「クッキーが美味しいからお遣いものにします」「焼きドーナツ、朝ご飯代わりに食べれちゃう」「誕生日のケーキはかならずあそこ。生クリームが苦手な息子もバタークリームに大満足」「ケーキもついた充実のランチメニューがいい」「え?私はモーニングの常連」…と、お店の使い方は人によってそれぞれ。で、全部正解!
もはや半世紀近く、地元で愛され続けている『パティスリー ベルン』。
東京オリンピックの4年後、大阪万博の2年前。阪神間でもまだ洋菓子屋さんが数少ない昭和43年に創業しました。市内に3店舗あるうち、甲子園本店は3階建て。
1階の販売スペースには、たくさんのお菓子が並び、2階はカフェ。モーニングにはじまり、ランチ、そして喫茶スペースとして地元の人に憩いの場所と時間を提供しています。実は1階の奥だけでなく3階にも工房がありまして…。若いパティシェが忙しいなかも、笑顔で今日も美味しいお菓子を作っています。
オーナー倉本洋海さんといえば、甲子園けやき散歩道の会長。温厚な性格と生真面目さは一度でも話をすればビシバシ伝わってきますが、実は茶目っ気のある一面も隠し持っておりまして…。
それを証明するエピソードのひとつが、30年以上もベストセラーを誇るお菓子『甲子園サブレ』。サブレとはフランス語で砂をまいた、という意味。ほろほろした口当たりを表現してますが、そこからピンと来た洋海さん。甲子園球場の土入りのお守りを作ってこのサブレに付けよう、と思いついたのです。
球場関係者に熱心に説明したところ想いが伝わり、砂をわけてもらえるようになり、甲子園の砂入りの『甲子園サブレ』は一躍、大人気となったのだとか。
「残念ながらアイデアを真似したがる店が増えて、球場側から対応が難しくなったからと断られたんやけどね。でも、画家の伊藤太一さんによる西宮の地図が描かれた包装紙も評判で、甲子園のおつかいものとして、いまだ人気ですわ」と洋海さん。
そしてアイデアマンの父に負けじと頑張るのが、二代目パティシエの倉本洋一さん。
幼い頃、友達から「毎日ケーキが食べられていいな」とうらやましがられていたものの、実際はたまにお菓子の切れ端などをもらう程度だったとか。それでも忙しい両親の姿を見て育つうちに、いつしかその背中を追いかけていたと言います。

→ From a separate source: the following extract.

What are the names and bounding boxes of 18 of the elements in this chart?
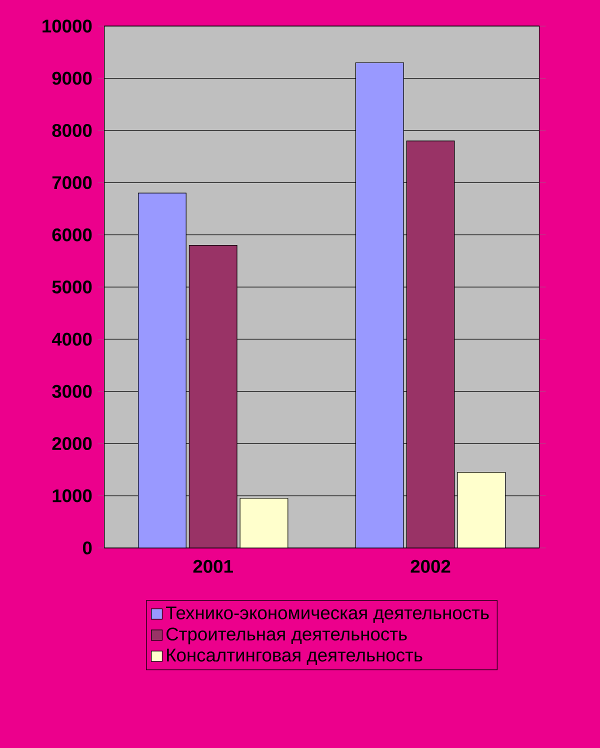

そんな洋一さん、言葉を多く交わしたわけではないけれど多忙な父親との思い出といえば、キャッチボールだそうで…。
そこから、野球ボールの形を模したお菓子『想いdeキャッチボール』を誕生させました。しかもこれ、洋海さんが修業時代に先輩から教わった製法で作った『マドモアゼル』を息子の洋一さんが今風にアレンジしたというドラマ性の高い商品。
パッケージデザインは武庫川女子大学の生活環境学科の学生さんに協力いただいたとかで、地元の人々とアイデアをあれこれ交わした末に完成。まさに、さまざまな想いがキャッチボールされたというわけです。
また市内の中学生対象でおこなわれる職業体験『トライやるウィーク』での生徒の受け入れや、ハロウィンに仮装してきた子どもにお菓子プレゼント…など、地域に貢献し、地域を盛り上げようという活動にも力を入れている『ベルン』。
「こどもからご年配まで、お菓子を通して、地域の方の心に平和をもたらしたい」という洋海さんのこだわりが親子2世代で、しっかり根付いてきているようです。